Auf kleinem Raum mit mobilen Möbeln zu wohnen, macht aus ökonomischer und ökologischer Sicht viel Sinn. Doch ist es auch praktisch und angenehm? Modulart hat sich mit dem Schauspieler Frank Bakker unterhalten, der seit zwei Jahren in einem Move-ment-Wohnmodul in Adliswil lebt, und zeigt Einblicke in die originelle Umnutzung einer Wohnung in Madrid.

Movement in Adliswil, 2021. Design und Umsetzung: admire GmbH, Bern

Bilder: Halter AG, Zürich

«Ein Mensch kann nicht an zwei Orten gleichzeitig sein», sagte der Architekt Angelo Roventa zu seinem Wohnkonzept «Elastic Living». Seine Idee, dass die elastische Wohnung immer dort Platz macht, wo er gebraucht wird, setzt die Immobilienfirma Halter seit 2019 mit Movement um.
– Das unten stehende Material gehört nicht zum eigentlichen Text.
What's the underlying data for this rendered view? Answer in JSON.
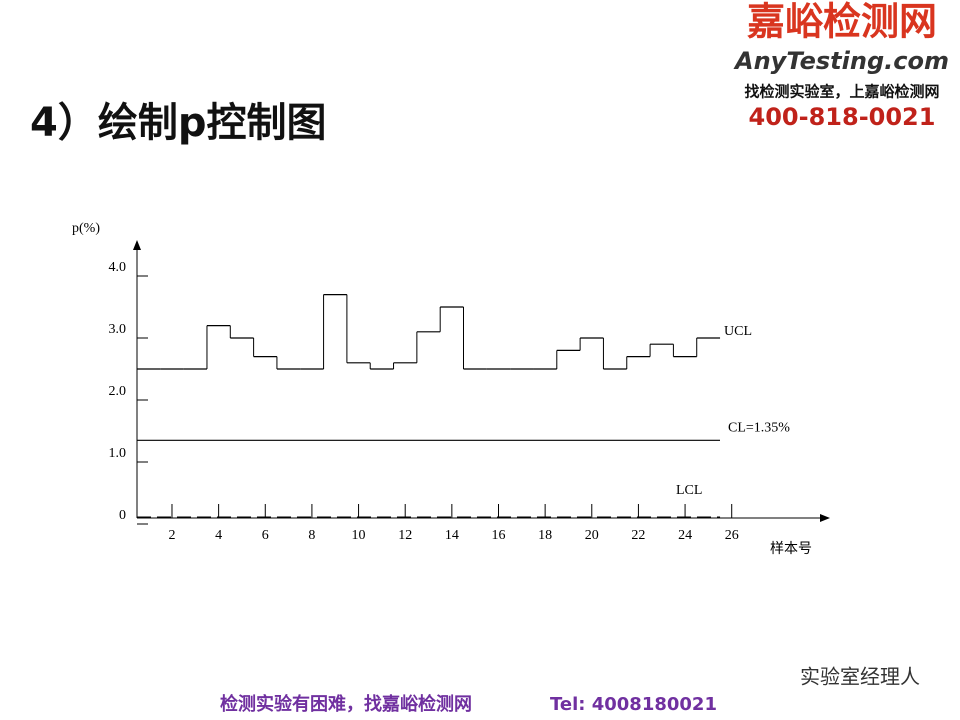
{
  "header": {
    "title": "4）绘制p控制图"
  },
  "logo": {
    "name": "嘉峪检测网",
    "site": "AnyTesting.com",
    "slogan": "找检测实验室，上嘉峪检测网",
    "phone": "400-818-0021"
  },
  "watermark": "实验室经理人",
  "footer": {
    "text": "检测实验有困难，找嘉峪检测网",
    "tel": "Tel: 4008180021"
  },
  "chart_data": {
    "type": "step",
    "ylabel": "p(%)",
    "xlabel": "样本号",
    "x": [
      1,
      2,
      3,
      4,
      5,
      6,
      7,
      8,
      9,
      10,
      11,
      12,
      13,
      14,
      15,
      16,
      17,
      18,
      19,
      20,
      21,
      22,
      23,
      24,
      25
    ],
    "ucl": {
      "label": "UCL",
      "values": [
        2.5,
        2.5,
        2.5,
        3.2,
        3.0,
        2.7,
        2.5,
        2.5,
        3.7,
        2.6,
        2.5,
        2.6,
        3.1,
        3.5,
        2.5,
        2.5,
        2.5,
        2.5,
        2.8,
        3.0,
        2.5,
        2.7,
        2.9,
        2.7,
        3.0
      ]
    },
    "cl": {
      "label": "CL=1.35%",
      "value": 1.35
    },
    "lcl": {
      "label": "LCL",
      "value": 0
    },
    "color": "#000000",
    "xlim": [
      0.5,
      30
    ],
    "xticks": [
      2,
      4,
      6,
      8,
      10,
      12,
      14,
      16,
      18,
      20,
      22,
      24,
      26
    ],
    "ylim": [
      0,
      4.5
    ],
    "yticks": [
      0,
      {
        "value": 1,
        "label": "1.0"
      },
      {
        "value": 2,
        "label": "2.0"
      },
      {
        "value": 3,
        "label": "3.0"
      },
      {
        "value": 4,
        "label": "4.0"
      }
    ]
  }
}
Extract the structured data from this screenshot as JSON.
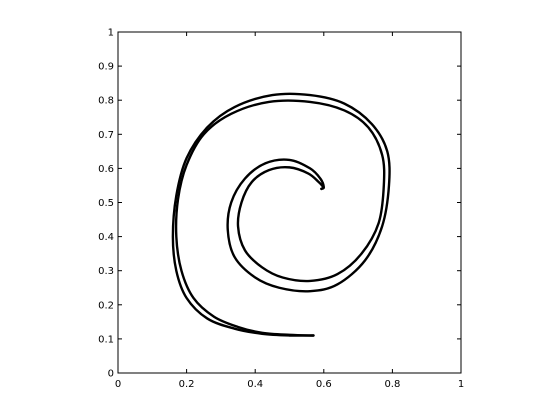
{
  "chart_data": {
    "type": "line",
    "title": "",
    "xlabel": "",
    "ylabel": "",
    "xlim": [
      0,
      1
    ],
    "ylim": [
      0,
      1
    ],
    "grid": false,
    "x_ticks": [
      "0",
      "0.2",
      "0.4",
      "0.6",
      "0.8",
      "1"
    ],
    "y_ticks": [
      "0",
      "0.1",
      "0.2",
      "0.3",
      "0.4",
      "0.5",
      "0.6",
      "0.7",
      "0.8",
      "0.9",
      "1"
    ],
    "line_color": "#000000",
    "series": [
      {
        "x": [
          0.57,
          0.5,
          0.42,
          0.34,
          0.26,
          0.2,
          0.17,
          0.16,
          0.17,
          0.2,
          0.26,
          0.34,
          0.45,
          0.56,
          0.66,
          0.74,
          0.785,
          0.79,
          0.77,
          0.72,
          0.64,
          0.56,
          0.47,
          0.4,
          0.34,
          0.32,
          0.33,
          0.37,
          0.43,
          0.5,
          0.56,
          0.59,
          0.6,
          0.593
        ],
        "y": [
          0.11,
          0.11,
          0.115,
          0.13,
          0.16,
          0.22,
          0.3,
          0.4,
          0.52,
          0.63,
          0.72,
          0.78,
          0.815,
          0.815,
          0.79,
          0.73,
          0.65,
          0.55,
          0.43,
          0.33,
          0.26,
          0.24,
          0.25,
          0.28,
          0.34,
          0.42,
          0.5,
          0.57,
          0.615,
          0.625,
          0.6,
          0.57,
          0.545,
          0.54
        ]
      },
      {
        "x": [
          0.57,
          0.5,
          0.42,
          0.35,
          0.28,
          0.22,
          0.185,
          0.17,
          0.175,
          0.2,
          0.25,
          0.33,
          0.44,
          0.56,
          0.66,
          0.73,
          0.77,
          0.775,
          0.76,
          0.71,
          0.64,
          0.56,
          0.48,
          0.42,
          0.37,
          0.35,
          0.36,
          0.39,
          0.44,
          0.5,
          0.555,
          0.585,
          0.598,
          0.593
        ],
        "y": [
          0.11,
          0.112,
          0.118,
          0.135,
          0.165,
          0.22,
          0.3,
          0.4,
          0.51,
          0.61,
          0.7,
          0.76,
          0.795,
          0.795,
          0.77,
          0.72,
          0.64,
          0.55,
          0.44,
          0.35,
          0.29,
          0.27,
          0.28,
          0.31,
          0.36,
          0.43,
          0.5,
          0.56,
          0.595,
          0.603,
          0.585,
          0.56,
          0.545,
          0.54
        ]
      }
    ]
  }
}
Die ersten rund 40 Wohnmodule befinden sich im umgenutzten Wohngebäude «The Jay» in Adliswil; 2021 folgten weitere im Claraturm in Basel sowie demnächst im Neubau Rubix in Sion.
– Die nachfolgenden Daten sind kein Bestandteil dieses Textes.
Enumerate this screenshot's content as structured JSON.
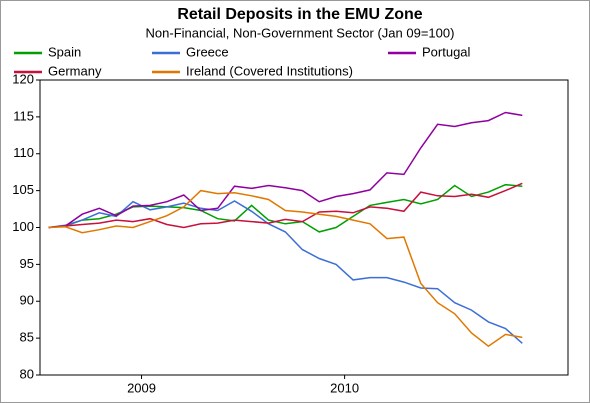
{
  "chart_data": {
    "type": "line",
    "title": "Retail Deposits in the EMU Zone",
    "subtitle": "Non-Financial, Non-Government Sector (Jan 09=100)",
    "x": [
      2009.042,
      2009.125,
      2009.208,
      2009.292,
      2009.375,
      2009.458,
      2009.542,
      2009.625,
      2009.708,
      2009.792,
      2009.875,
      2009.958,
      2010.042,
      2010.125,
      2010.208,
      2010.292,
      2010.375,
      2010.458,
      2010.542,
      2010.625,
      2010.708,
      2010.792,
      2010.875,
      2010.958,
      2011.042,
      2011.125,
      2011.208,
      2011.292,
      2011.375
    ],
    "series": [
      {
        "name": "Spain",
        "color": "#00a000",
        "values": [
          100,
          100.2,
          101,
          101.2,
          101.8,
          102.8,
          102.9,
          102.8,
          102.7,
          102.3,
          101.2,
          100.9,
          103,
          101,
          100.5,
          100.8,
          99.4,
          100,
          101.5,
          103,
          103.4,
          103.8,
          103.2,
          103.8,
          105.7,
          104.2,
          104.8,
          105.8,
          105.6
        ]
      },
      {
        "name": "Greece",
        "color": "#3c6fd6",
        "values": [
          100,
          100.3,
          101,
          102,
          101.5,
          103.5,
          102.4,
          102.8,
          103.3,
          102.6,
          102.3,
          103.6,
          102.2,
          100.5,
          99.4,
          97,
          95.8,
          95,
          92.9,
          93.2,
          93.2,
          92.6,
          91.8,
          91.7,
          89.8,
          88.8,
          87.2,
          86.3,
          84.3
        ]
      },
      {
        "name": "Portugal",
        "color": "#9000a0",
        "values": [
          100,
          100.2,
          101.8,
          102.6,
          101.6,
          102.9,
          103,
          103.5,
          104.4,
          102.3,
          102.6,
          105.6,
          105.3,
          105.7,
          105.4,
          105,
          103.5,
          104.2,
          104.6,
          105.1,
          107.4,
          107.2,
          110.8,
          114,
          113.7,
          114.2,
          114.5,
          115.6,
          115.2
        ]
      },
      {
        "name": "Germany",
        "color": "#c8103c",
        "values": [
          100,
          100.2,
          100.4,
          100.6,
          101,
          100.8,
          101.2,
          100.4,
          100,
          100.5,
          100.6,
          101,
          100.8,
          100.6,
          101.1,
          100.8,
          102.1,
          102.2,
          102,
          102.8,
          102.6,
          102.2,
          104.8,
          104.3,
          104.2,
          104.5,
          104.1,
          105,
          106
        ]
      },
      {
        "name": "Ireland (Covered Institutions)",
        "color": "#e07800",
        "values": [
          100,
          100.1,
          99.3,
          99.7,
          100.2,
          100,
          100.8,
          101.6,
          102.8,
          105,
          104.6,
          104.7,
          104.3,
          103.8,
          102.3,
          102.1,
          101.8,
          101.5,
          101,
          100.5,
          98.5,
          98.7,
          92.4,
          89.8,
          88.3,
          85.7,
          83.9,
          85.5,
          85.1
        ]
      }
    ],
    "xlim": [
      2009,
      2011.6
    ],
    "xticks": [
      {
        "value": 2009.5,
        "label": "2009"
      },
      {
        "value": 2010.5,
        "label": "2010"
      }
    ],
    "ylim": [
      80,
      120
    ],
    "yticks": [
      80,
      85,
      90,
      95,
      100,
      105,
      110,
      115,
      120
    ],
    "grid": false
  }
}
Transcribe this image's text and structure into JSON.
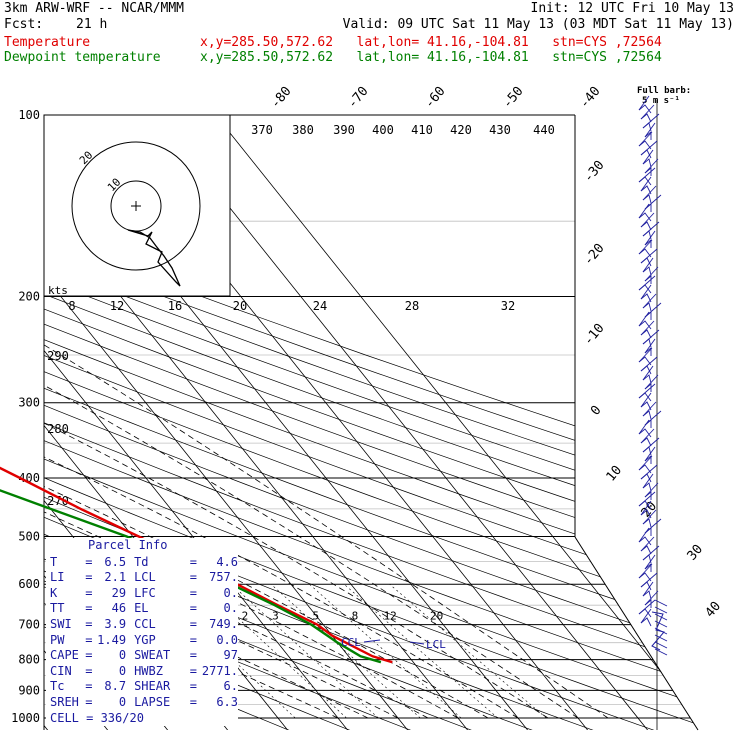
{
  "header": {
    "model": "3km ARW-WRF -- NCAR/MMM",
    "init": "Init: 12 UTC Fri 10 May 13",
    "fcst_label": "Fcst:",
    "fcst_value": "21 h",
    "valid": "Valid: 09 UTC Sat 11 May 13 (03 MDT Sat 11 May 13)",
    "temp_name": "Temperature",
    "dew_name": "Dewpoint temperature",
    "temp_loc": "x,y=285.50,572.62   lat,lon= 41.16,-104.81   stn=CYS ,72564",
    "dew_loc": "x,y=285.50,572.62   lat,lon= 41.16,-104.81   stn=CYS ,72564"
  },
  "colors": {
    "temperature": "#e00000",
    "dewpoint": "#008000",
    "text_blue": "#1a1aa0",
    "wind": "#2020a0"
  },
  "chart_data": {
    "type": "line",
    "subtype": "skew-T log-P sounding",
    "pressure_levels": [
      100,
      200,
      300,
      400,
      500,
      600,
      700,
      800,
      900,
      1000
    ],
    "isotherm_labels": [
      "-80",
      "-70",
      "-60",
      "-50",
      "-40",
      "-30",
      "-20",
      "-10",
      "0",
      "10",
      "20",
      "30",
      "40"
    ],
    "theta_labels": [
      "370",
      "380",
      "390",
      "400",
      "410",
      "420",
      "430",
      "440",
      "290",
      "280",
      "270"
    ],
    "mixing_ratio_labels": [
      "2",
      "3",
      "5",
      "8",
      "12",
      "20"
    ],
    "series": [
      {
        "name": "Temperature",
        "points": [
          {
            "p": 100,
            "t": -55
          },
          {
            "p": 115,
            "t": -56
          },
          {
            "p": 130,
            "t": -58
          },
          {
            "p": 150,
            "t": -60
          },
          {
            "p": 175,
            "t": -62
          },
          {
            "p": 200,
            "t": -62
          },
          {
            "p": 250,
            "t": -53
          },
          {
            "p": 300,
            "t": -45
          },
          {
            "p": 350,
            "t": -38
          },
          {
            "p": 400,
            "t": -31
          },
          {
            "p": 450,
            "t": -25
          },
          {
            "p": 500,
            "t": -19
          },
          {
            "p": 550,
            "t": -14
          },
          {
            "p": 600,
            "t": -9
          },
          {
            "p": 650,
            "t": -5
          },
          {
            "p": 700,
            "t": -1
          },
          {
            "p": 730,
            "t": 0
          },
          {
            "p": 760,
            "t": 2
          },
          {
            "p": 790,
            "t": 4
          },
          {
            "p": 808,
            "t": 6.5
          }
        ]
      },
      {
        "name": "Dewpoint temperature",
        "points": [
          {
            "p": 100,
            "t": -77
          },
          {
            "p": 130,
            "t": -79
          },
          {
            "p": 160,
            "t": -80
          },
          {
            "p": 200,
            "t": -80
          },
          {
            "p": 250,
            "t": -83
          },
          {
            "p": 270,
            "t": -82
          },
          {
            "p": 300,
            "t": -72
          },
          {
            "p": 350,
            "t": -58
          },
          {
            "p": 400,
            "t": -40
          },
          {
            "p": 450,
            "t": -30
          },
          {
            "p": 500,
            "t": -21
          },
          {
            "p": 550,
            "t": -15
          },
          {
            "p": 600,
            "t": -10
          },
          {
            "p": 650,
            "t": -5.5
          },
          {
            "p": 700,
            "t": -2
          },
          {
            "p": 750,
            "t": 0
          },
          {
            "p": 790,
            "t": 2
          },
          {
            "p": 808,
            "t": 4.6
          }
        ]
      }
    ],
    "hodograph": {
      "units": "kts",
      "speed_axis_labels": [
        "8",
        "12",
        "16",
        "20",
        "24",
        "28",
        "32"
      ],
      "ring_labels": [
        "10",
        "20"
      ]
    },
    "wind_profile": {
      "title": "Full barb:",
      "subtitle": "5 m s⁻¹"
    }
  },
  "parcel_info": {
    "title": "Parcel Info",
    "rows": [
      {
        "k1": "T",
        "v1": "6.5",
        "k2": "Td",
        "v2": "4.6"
      },
      {
        "k1": "LI",
        "v1": "2.1",
        "k2": "LCL",
        "v2": "757."
      },
      {
        "k1": "K",
        "v1": "29",
        "k2": "LFC",
        "v2": "0."
      },
      {
        "k1": "TT",
        "v1": "46",
        "k2": "EL",
        "v2": "0."
      },
      {
        "k1": "SWI",
        "v1": "3.9",
        "k2": "CCL",
        "v2": "749."
      },
      {
        "k1": "PW",
        "v1": "1.49",
        "k2": "YGP",
        "v2": "0.0"
      },
      {
        "k1": "CAPE",
        "v1": "0",
        "k2": "SWEAT",
        "v2": "97"
      },
      {
        "k1": "CIN",
        "v1": "0",
        "k2": "HWBZ",
        "v2": "2771."
      },
      {
        "k1": "Tc",
        "v1": "8.7",
        "k2": "SHEAR",
        "v2": "6."
      },
      {
        "k1": "SREH",
        "v1": "0",
        "k2": "LAPSE",
        "v2": "6.3"
      }
    ],
    "cell": "CELL = 336/20"
  },
  "annotations": {
    "ccl": "CCL",
    "lcl": "LCL"
  }
}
Ein Modul zählt je nach Modell 30 bis knapp 40 Quadratmeter Fläche. Wer es betritt, findet gleich auf der einen Seite des Eingangs den einzigen gemauerten Raum, das Badezimmer. Daran schliessen, an einer Schiene an der Wand befestigt, verschiebbare Raummöbel an, in die das Bett, eine Arbeitsfläche oder ein Schrank integriert sind und die auf Knopfdruck verschoben werden können. Auf der anderen Seite des Eingangs bietet die Wohnung, abgesehen von einer fix eingebauten Garderobe, Raum zur freien Möblierung, etwa für ein Sofa oder einen kleinen Esstisch.   
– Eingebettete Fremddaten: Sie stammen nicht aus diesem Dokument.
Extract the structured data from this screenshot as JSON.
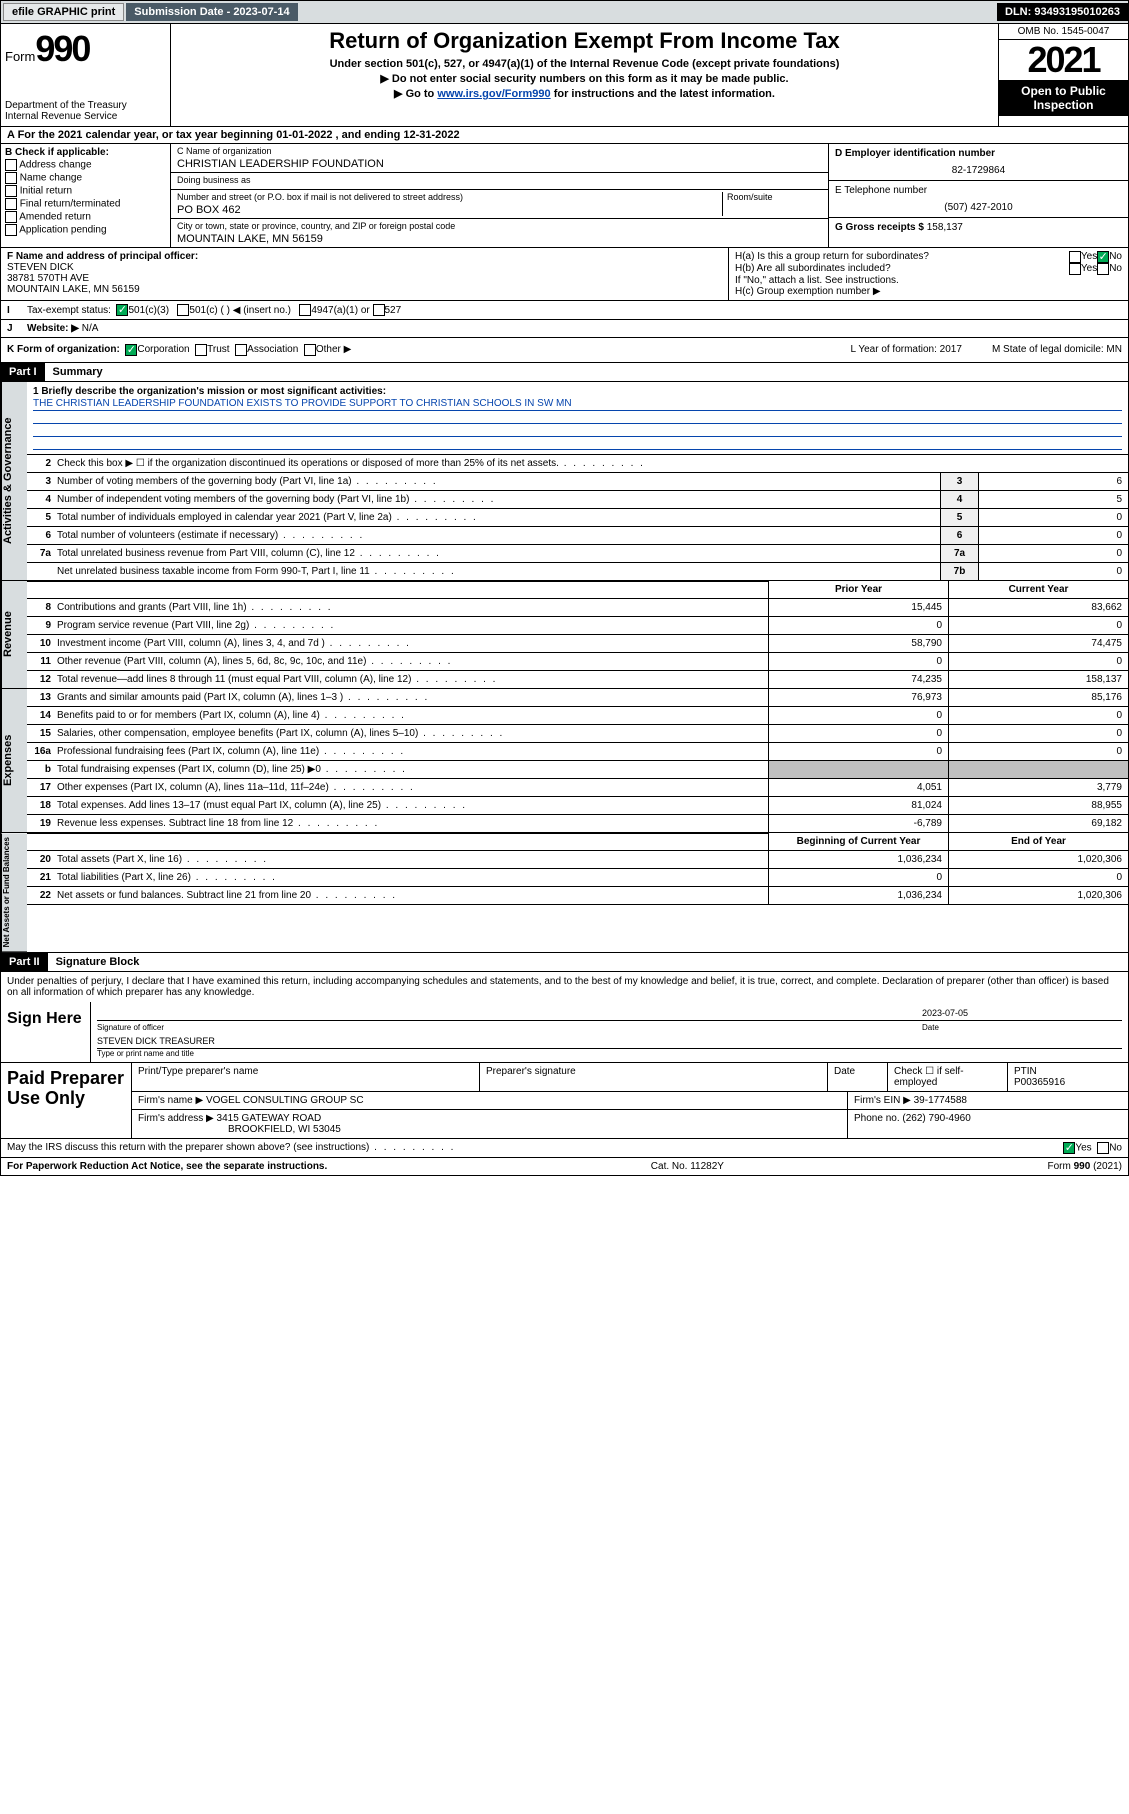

Die Argumente der Immobilienfirma leuchten ein. Wenn nur 30 oder 40 Quadratmeter geheizt, gekühlt, gelüftet und beleuchtet werden müssen und die Wohnung trotzdem alle Funktionen erfüllt, spart das viel Energie. Und wenn auf einer Nettofläche von 160 Quadratmetern vier Wohnungen Platz finden, reduziert das die verbaute Fläche, gemäss Halter gar um 75 Prozent. Doch ist es praktisch und bequem, in einem Wohnmodul zu leben, in dem viel vorgegeben und wenig Individualität möglich ist?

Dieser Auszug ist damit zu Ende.